Das Problem beginnt bereits am Bahnhof Rathaus Spandau. Wer hier sein Fahrrad abschließen will, findet nur schwer einen freien Platz. „Jeder Grashalm wird dazu genutzt“, sagt Christoph Grabka, Sprecher der ADFC-Stadtteilgruppe Spandau. Er blickt sich um – tatsächlich steht an jeder möglichen Stelle ein angeschlossenes Fahrrad. Rund um den Bahnhof gibt es 578 offizielle Stellplätze; gebraucht werden laut infraVelo jedoch doppelt so viele. Pläne, wie diese bis 2030 gebaut werden könnten, gibt es keine. Überhaupt wurden in ganz Spandau seit 2017 nur 376 neue Fahrradbügel aufgestellt – trotz des umfangreichen Berliner Förderprogramms „Fahrradbügel für Berlin“.

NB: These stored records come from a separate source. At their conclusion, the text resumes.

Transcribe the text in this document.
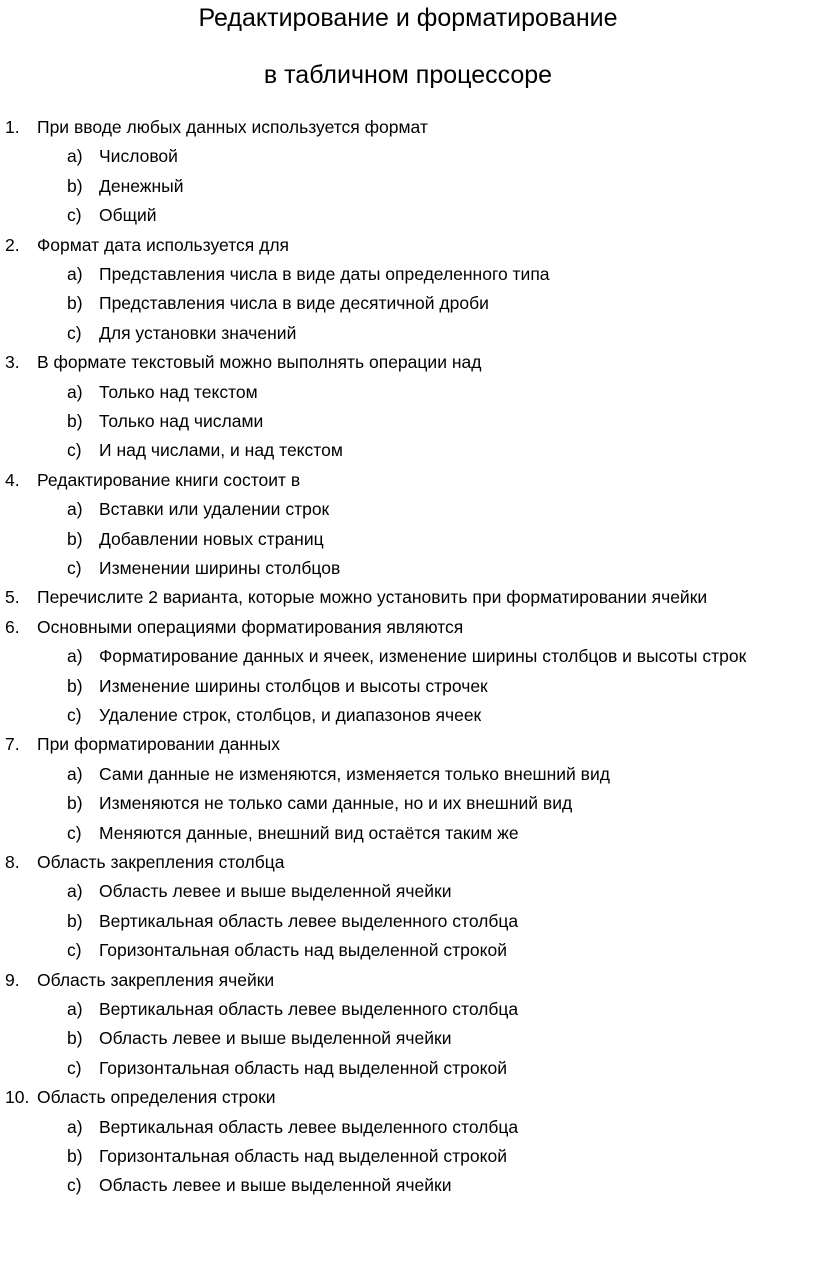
Редактирование и форматирование
в табличном процессоре
1. При вводе любых данных используется формат
a) Числовой
b) Денежный
c) Общий
2. Формат дата используется для
a) Представления числа в виде даты определенного типа
b) Представления числа в виде десятичной дроби
c) Для установки значений
3. В формате текстовый можно выполнять операции над
a) Только над текстом
b) Только над числами
c) И над числами, и над текстом
4. Редактирование книги состоит в
a) Вставки или удалении строк
b) Добавлении новых страниц
c) Изменении ширины столбцов
5. Перечислите 2 варианта, которые можно установить при форматировании ячейки
6. Основными операциями форматирования являются
a) Форматирование данных и ячеек, изменение ширины столбцов и высоты строк
b) Изменение ширины столбцов и высоты строчек
c) Удаление строк, столбцов, и диапазонов ячеек
7. При форматировании данных
a) Сами данные не изменяются, изменяется только внешний вид
b) Изменяются не только сами данные, но и их внешний вид
c) Меняются данные, внешний вид остаётся таким же
8. Область закрепления столбца
a) Область левее и выше выделенной ячейки
b) Вертикальная область левее выделенного столбца
c) Горизонтальная область над выделенной строкой
9. Область закрепления ячейки
a) Вертикальная область левее выделенного столбца
b) Область левее и выше выделенной ячейки
c) Горизонтальная область над выделенной строкой
10. Область определения строки
a) Вертикальная область левее выделенного столбца
b) Горизонтальная область над выделенной строкой
c) Область левее и выше выделенной ячейки
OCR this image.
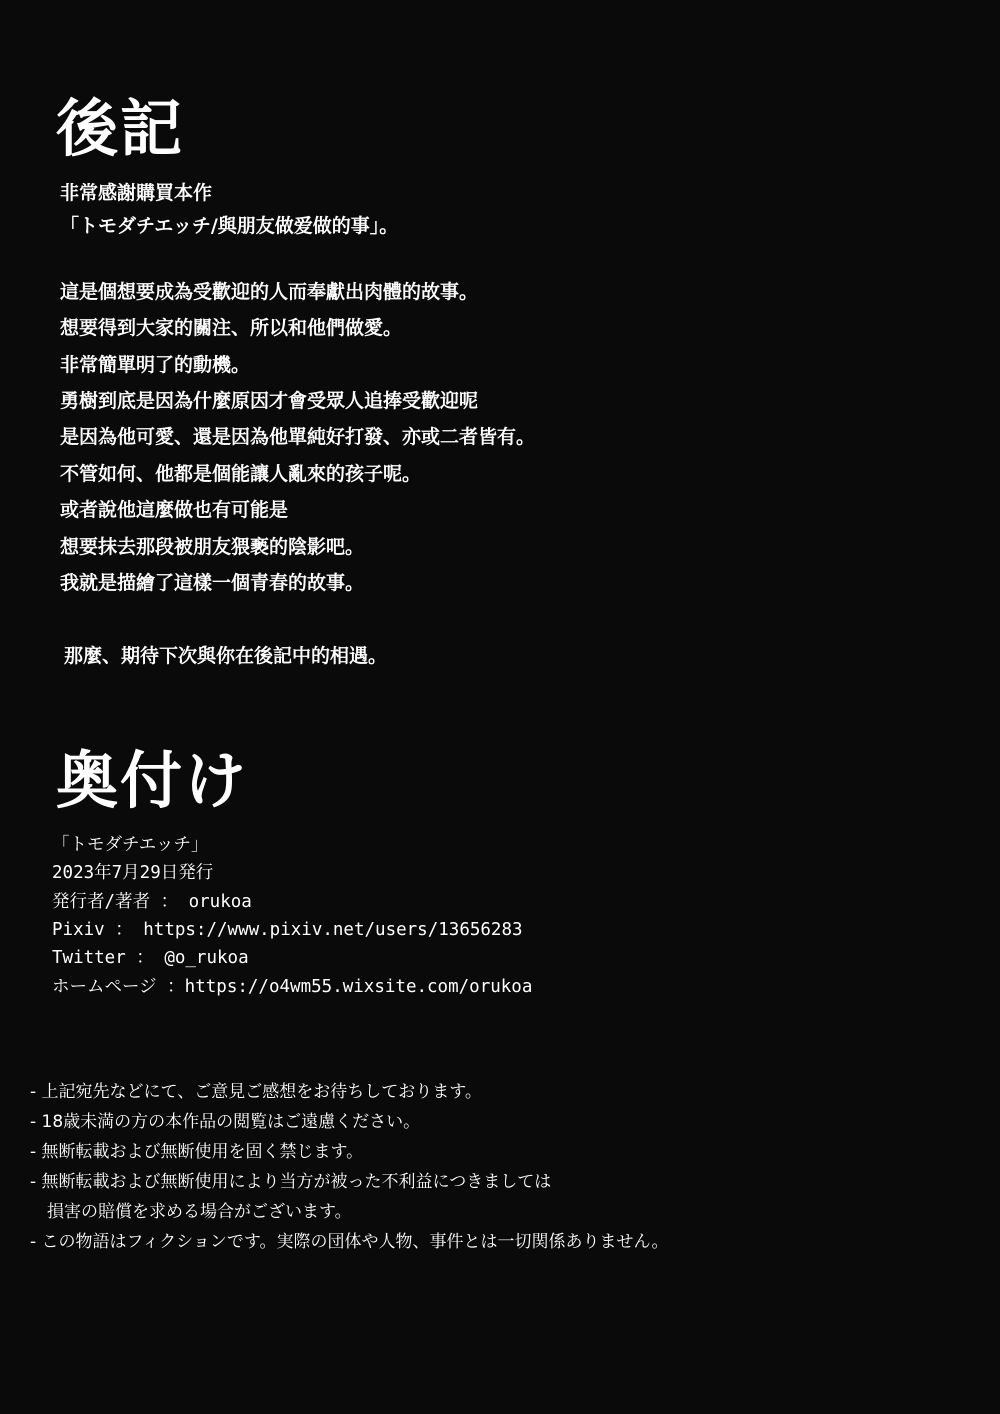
後記
非常感謝購買本作
「トモダチエッチ/與朋友做爱做的事」。

這是個想要成為受歡迎的人而奉獻出肉體的故事。

想要得到大家的關注、所以和他們做愛。

非常簡單明了的動機。

勇樹到底是因為什麼原因才會受眾人追捧受歡迎呢

是因為他可愛、還是因為他單純好打發、亦或二者皆有。

不管如何、他都是個能讓人亂來的孩子呢。

或者說他這麼做也有可能是

想要抹去那段被朋友猥褻的陰影吧。

我就是描繪了這樣一個青春的故事。

那麼、期待下次與你在後記中的相遇。
奥付け
「トモダチエッチ」
2023年7月29日発行
発行者/著者 ： orukoa
Pixiv ： https://www.pixiv.net/users/13656283
Twitter ： @o_rukoa
ホームページ ：https://o4wm55.wixsite.com/orukoa
- 上記宛先などにて、ご意見ご感想をお待ちしております。
- 18歳未満の方の本作品の閲覧はご遠慮ください。
- 無断転載および無断使用を固く禁じます。
- 無断転載および無断使用により当方が被った不利益につきましては
　損害の賠償を求める場合がございます。
- この物語はフィクションです。実際の団体や人物、事件とは一切関係ありません。
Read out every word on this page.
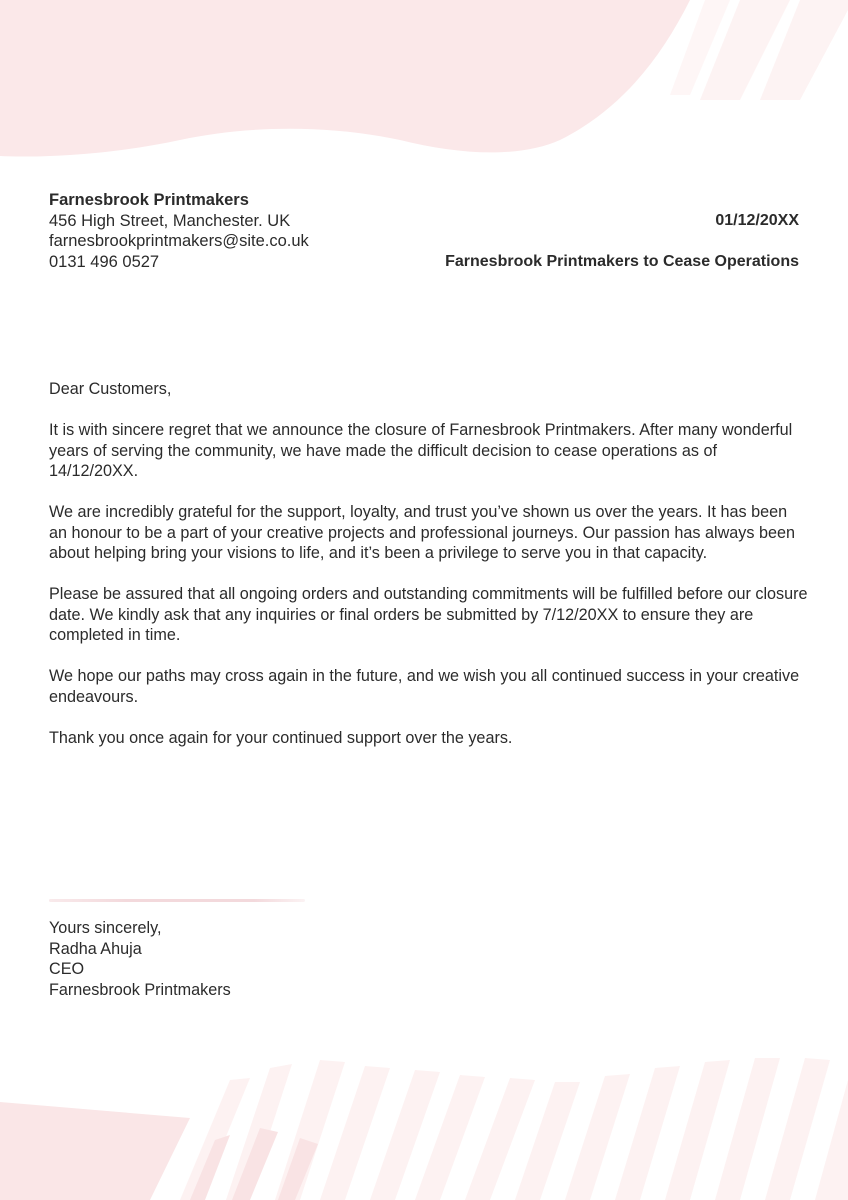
Farnesbrook Printmakers
456 High Street, Manchester. UK
farnesbrookprintmakers@site.co.uk
0131 496 0527
01/12/20XX
Farnesbrook Printmakers to Cease Operations

Dear Customers,

It is with sincere regret that we announce the closure of Farnesbrook Printmakers. After many wonderful years of serving the community, we have made the difficult decision to cease operations as of 14/12/20XX.

We are incredibly grateful for the support, loyalty, and trust you’ve shown us over the years. It has been an honour to be a part of your creative projects and professional journeys. Our passion has always been about helping bring your visions to life, and it’s been a privilege to serve you in that capacity.

Please be assured that all ongoing orders and outstanding commitments will be fulfilled before our closure date. We kindly ask that any inquiries or final orders be submitted by 7/12/20XX to ensure they are completed in time.

We hope our paths may cross again in the future, and we wish you all continued success in your creative endeavours.

Thank you once again for your continued support over the years.

Yours sincerely,
Radha Ahuja
CEO
Farnesbrook Printmakers
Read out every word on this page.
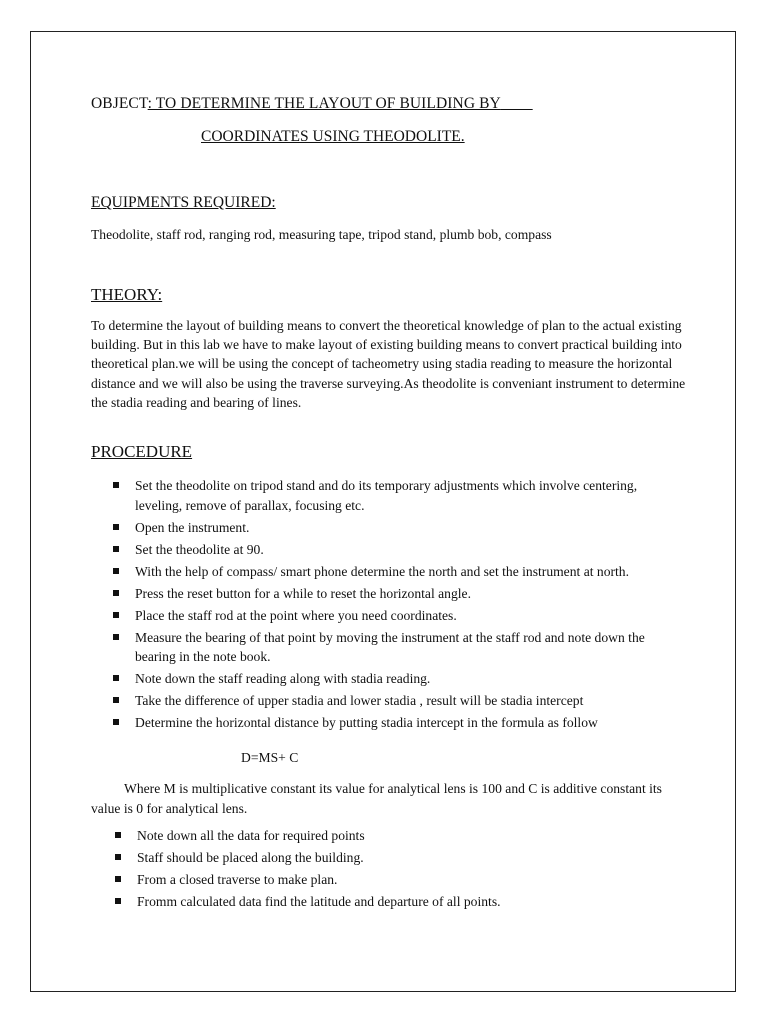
OBJECT: TO DETERMINE THE LAYOUT OF BUILDING BY
COORDINATES USING THEODOLITE.
EQUIPMENTS REQUIRED:
Theodolite, staff rod, ranging rod, measuring tape, tripod stand, plumb bob, compass
THEORY:
To determine the layout of building means to convert the theoretical knowledge of plan to the actual existing building. But in this lab we have to make layout of existing building means to convert practical building into theoretical plan.we will be using the concept of tacheometry using stadia reading to measure the horizontal distance and we will also be using the traverse surveying.As theodolite is conveniant instrument to determine the stadia reading and bearing of lines.
PROCEDURE
Set the theodolite on tripod stand and do its temporary adjustments which involve centering, leveling, remove of parallax, focusing etc.
Open the instrument.
Set the theodolite at 90.
With the help of compass/ smart phone determine the north and set the instrument at north.
Press the reset button for a while to reset the horizontal angle.
Place the staff rod at the point where you need coordinates.
Measure the bearing of that point by moving the instrument at the staff rod and note down the bearing in the note book.
Note down the staff reading along with stadia reading.
Take the difference of upper stadia and lower stadia , result will be stadia intercept
Determine the horizontal distance by putting stadia intercept in the formula as follow
D=MS+ C
Where M is multiplicative constant its value for analytical lens is 100 and C is additive constant its value is 0 for analytical lens.
Note down all the data for required points
Staff should be placed along the building.
From a closed traverse to make plan.
Fromm calculated data find the latitude and departure of all points.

Spandau ist ein großer Berliner Außenbezirk mit einer Fläche von 91,9 Quadratkilometern, 257.091 Einwohner:innen und einer Nord-Süd-Ausdehnung von 20 Kilometern. Es gibt viel Wald, viel Wasser, und viele Parks. Für Fahrradausflüge ist Spandau ideal. Entspannt lässt sich eine 16-Kilometer-Rundtour durch den Spektegrünzug über die Gartenstadt Staaken bis zum Bullengraben unternehmen. Diese Wege führen größten teils durch Parks und über gemeinsame Fuß- und Radwege. Seine andere Verkehrsseite zeigt Spandau, wenn man mit dem Rad von A nach B möchte, zur Arbeit, zum Einkaufen, in die Schule. Kopfsteinpflaster, gefährliche Kreuzungen, marode Radwege und schmale, ungeschützte Radstreifen auf der Straße – wenn es überhaupt welche gibt. „Radfahrer:innen werden in Spandau regelrecht schikaniert. Einerseits hat das Radwegenetz große Lücken. Andererseits werden bestehende Radwege einfach so auf die Straße geführt, völlig überraschend für Autofahrer:innen und Radfahrer:innen. Das ist mehr als unschön“, sagt Christoph Grabka.
Ein Ärgernis ist der Rathausvorplatz: Will man auf dem Hochbordradweg entlang des Rathauses Spandau fahren, steht man plötzlich in einer Traube von Menschen, die dort auf den Bus warten. Schlecht geplant, schlecht gemacht – Radfahrer:innen sind die Leidtragenden. Auch die Kreuzung vor dem Rathaus ist sehr gefährlich; hier wurden in den letzten Jahren zwei Radfahrer:innen von Autofahrer:innen getötet. Hinzu kommen die weiten Strecken: Wohnt man beispielsweise in Kladow, ganz am Rand von Spandau, braucht man 40 Minuten mit dem Fahrrad, um in die Spandauer Altstadt oder 60 Minuten, um zur nächsten Ringbahn-Haltestelle zu gelangen.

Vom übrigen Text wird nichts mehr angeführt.